DMI.OR.ID, JAKARTA – Wakil Presiden (Wapres) Republik Indonesia (RI), Drs. H. Muhammad Jusuf Kalla, secara spontan menyatakan tidak setuju terhadap munculnya desakan permintaan maaf oleh pemerintah kepada korban peristiwa 1965 karena memiliki efek terhadap hukum.
Ketua Bidang Sarana Hukum dan Waqaf Pimpinan Pusat (PP) Dewan Masjid Indonesia (DMI), Drs. H. Muhammad Natsir Zubaidi, menyatakan hal itu dalam rilisnya kepada DMI.OR.ID, Ahad (28/6) siang. Tepatnya, dalam acara Buka Puasa Bersama Tokoh-Tokoh Islam dan PP DMI di kediaman resmi Wapres RI pada Sabtu (27/6) petang.
“Saya sudah sampaikan masalah adanya desakan permintaan maaf pemerintah kepada korban Peristiwa 1965. Alhamdulilah, Pak JK secara spontan tidak setuju karena memiliki efek terhadap hukum, misalnya harus membayar ganti rugi rumah-rumah yang dibakar dan lain-lain,” papar Natsir pada Ahad (28/6).
Menurutnya, desakan permintaan maaf itu sangat naif karen bagaimana mungkin Pemerintah RI harus meminta maaf kepada Partai Komunis Indonesia (PKI) yang secaranyata memberontak terhadap pemerintah RI yang sah dan legitimate saat itu.
“PKI telah menculik dan membunuh jenderal-jenderal petinggi Tentara Nasional Indonesia (TNI) Angkatan Darat (AD), tokoh-tokoh Islam, pemuda Islam dan pemuda nasionalis di berbagai daerah. Bahkan PKI telah melakukan pemberontakan dan pengkhianatan terhadp pemerintahan yang sah sebanyak dua kali,” tegas Natsir.
Tahun 1948 silam, lanjutnya, PKI dibawah pimpinan Muso telah melakukan pemberontakan Madiun (Madiun Affairs) terhadap pemerintahan yang sah. Mereka telah membunuh para Kiai di daerah Jawa Timur. “Bahkan waktu itu Bung Karno berpidato: Pilih PKI Muso atau pemerintahan Soekarno-Hatta !“, ungkapnya.
Pemberontakan PKI, lanjutnya, terulang kembali tahun 1965 silam, di bawah pimpinan Dipa Nusantara (DN) Aidit. Saat itu, PKI memberontak terhadap pemerintahan yang sah dan menamakan diri sebagai Gerakan 30 September PKI.
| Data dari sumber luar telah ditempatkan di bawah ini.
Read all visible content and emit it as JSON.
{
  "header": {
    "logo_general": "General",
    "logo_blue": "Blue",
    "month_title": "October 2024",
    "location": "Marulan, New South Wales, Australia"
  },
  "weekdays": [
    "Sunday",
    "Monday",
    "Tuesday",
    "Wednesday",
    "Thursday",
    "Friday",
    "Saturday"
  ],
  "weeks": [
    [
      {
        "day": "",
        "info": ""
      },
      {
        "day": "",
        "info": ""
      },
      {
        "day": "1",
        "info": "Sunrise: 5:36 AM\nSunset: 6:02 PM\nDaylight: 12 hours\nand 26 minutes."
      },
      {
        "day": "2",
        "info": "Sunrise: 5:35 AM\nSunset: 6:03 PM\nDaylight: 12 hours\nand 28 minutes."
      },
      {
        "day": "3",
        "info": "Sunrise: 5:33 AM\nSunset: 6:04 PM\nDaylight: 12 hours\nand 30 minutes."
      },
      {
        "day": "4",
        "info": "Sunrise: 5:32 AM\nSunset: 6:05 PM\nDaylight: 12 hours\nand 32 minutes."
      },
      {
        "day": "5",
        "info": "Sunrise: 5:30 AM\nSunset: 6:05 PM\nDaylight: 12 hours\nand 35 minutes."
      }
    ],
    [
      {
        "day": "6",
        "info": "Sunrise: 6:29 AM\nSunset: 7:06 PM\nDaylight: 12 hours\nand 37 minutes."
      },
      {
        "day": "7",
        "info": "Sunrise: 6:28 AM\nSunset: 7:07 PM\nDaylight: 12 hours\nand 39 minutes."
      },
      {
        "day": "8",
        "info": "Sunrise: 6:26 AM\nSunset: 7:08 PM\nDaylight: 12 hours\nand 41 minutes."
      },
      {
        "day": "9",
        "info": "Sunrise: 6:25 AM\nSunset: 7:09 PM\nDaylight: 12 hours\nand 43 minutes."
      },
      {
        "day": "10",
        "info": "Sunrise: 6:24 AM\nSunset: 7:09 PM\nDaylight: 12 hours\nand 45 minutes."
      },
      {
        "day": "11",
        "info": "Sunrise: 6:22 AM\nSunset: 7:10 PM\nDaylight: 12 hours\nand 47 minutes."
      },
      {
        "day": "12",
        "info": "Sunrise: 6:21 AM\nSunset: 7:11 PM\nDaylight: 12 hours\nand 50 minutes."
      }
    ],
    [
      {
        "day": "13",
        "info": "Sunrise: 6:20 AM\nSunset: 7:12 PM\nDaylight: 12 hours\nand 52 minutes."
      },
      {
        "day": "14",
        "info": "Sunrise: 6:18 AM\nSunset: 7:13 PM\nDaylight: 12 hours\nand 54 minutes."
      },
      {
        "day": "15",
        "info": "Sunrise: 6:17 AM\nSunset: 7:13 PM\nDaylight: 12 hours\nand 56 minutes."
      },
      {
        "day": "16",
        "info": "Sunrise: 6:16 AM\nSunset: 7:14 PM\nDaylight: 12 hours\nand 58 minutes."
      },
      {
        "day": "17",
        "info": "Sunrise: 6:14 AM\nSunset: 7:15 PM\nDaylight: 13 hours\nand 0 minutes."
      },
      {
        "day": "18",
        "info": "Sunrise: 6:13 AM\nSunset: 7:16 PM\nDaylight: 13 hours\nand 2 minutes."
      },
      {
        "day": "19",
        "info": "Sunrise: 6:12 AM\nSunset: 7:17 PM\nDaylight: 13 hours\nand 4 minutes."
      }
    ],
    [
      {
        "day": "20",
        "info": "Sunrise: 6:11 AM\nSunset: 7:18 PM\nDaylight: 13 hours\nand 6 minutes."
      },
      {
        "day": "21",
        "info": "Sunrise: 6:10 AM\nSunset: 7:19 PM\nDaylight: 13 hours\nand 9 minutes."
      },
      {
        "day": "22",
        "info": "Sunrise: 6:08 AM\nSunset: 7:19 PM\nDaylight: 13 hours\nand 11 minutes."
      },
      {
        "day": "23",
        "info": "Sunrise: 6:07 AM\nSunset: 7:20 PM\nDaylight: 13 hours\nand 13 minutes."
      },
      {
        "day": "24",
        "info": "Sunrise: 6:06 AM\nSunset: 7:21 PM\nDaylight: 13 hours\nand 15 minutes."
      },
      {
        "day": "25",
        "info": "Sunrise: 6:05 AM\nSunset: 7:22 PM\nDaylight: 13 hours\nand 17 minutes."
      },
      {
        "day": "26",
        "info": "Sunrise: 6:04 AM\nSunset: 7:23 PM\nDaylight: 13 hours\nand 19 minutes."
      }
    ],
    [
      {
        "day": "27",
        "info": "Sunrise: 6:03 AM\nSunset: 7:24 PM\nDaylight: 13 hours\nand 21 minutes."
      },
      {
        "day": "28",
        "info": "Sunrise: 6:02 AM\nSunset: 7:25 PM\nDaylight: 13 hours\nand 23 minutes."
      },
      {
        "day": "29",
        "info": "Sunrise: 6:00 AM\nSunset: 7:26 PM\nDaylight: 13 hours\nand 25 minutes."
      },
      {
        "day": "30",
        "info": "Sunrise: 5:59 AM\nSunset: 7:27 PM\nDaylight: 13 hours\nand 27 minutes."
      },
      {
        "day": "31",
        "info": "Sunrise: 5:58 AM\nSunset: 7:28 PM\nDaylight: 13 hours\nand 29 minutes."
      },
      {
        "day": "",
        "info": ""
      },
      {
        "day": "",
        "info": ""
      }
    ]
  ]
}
“Anehnya, saat ini PKI ingin melakukan pemutihan tagan berdarah, bahkan mendesak Presiden untuk meminta maaf kepada korban Peristiwa 65, seolah-olah PKI yang menjadi korban. Padahal, mereka telah menculik dan membunuh para Jenderal TNi AD di Jakarta,” jelas Natsir.
Sedangkan di Jawa Tengah dan beberapa daerah lainnya, ujarnya, PKI telah menculik tokoh-tokoh Islam dan nasionalis. Di Solo, PKI juga telah membunuh aktifis Pelajar Islam Indonesia (PII), Pemuda Muhammadiyah, Anshor dan aktivis Pemuda Marhaen (nasionalis).
“Akibat tindakan biadab PKI itu, maka rakyat bersama Angkatan Bersenjata Republik Indonesia (ABRI) bersatu-padu menumpas Pemberontakan G30S/ PKI, ungkapnya.
Menurutnya, para aktifis dari Banser (Anshor) Nahdlatul Ulama (NU), KOKAM (Pemuda Muhammadiyah) dan Brigade PII pun bahu-membahu menumpas PKI sebagai arus balik, akibatnya justru rakyat yang menjadi korban akibat konflik horizontal itu.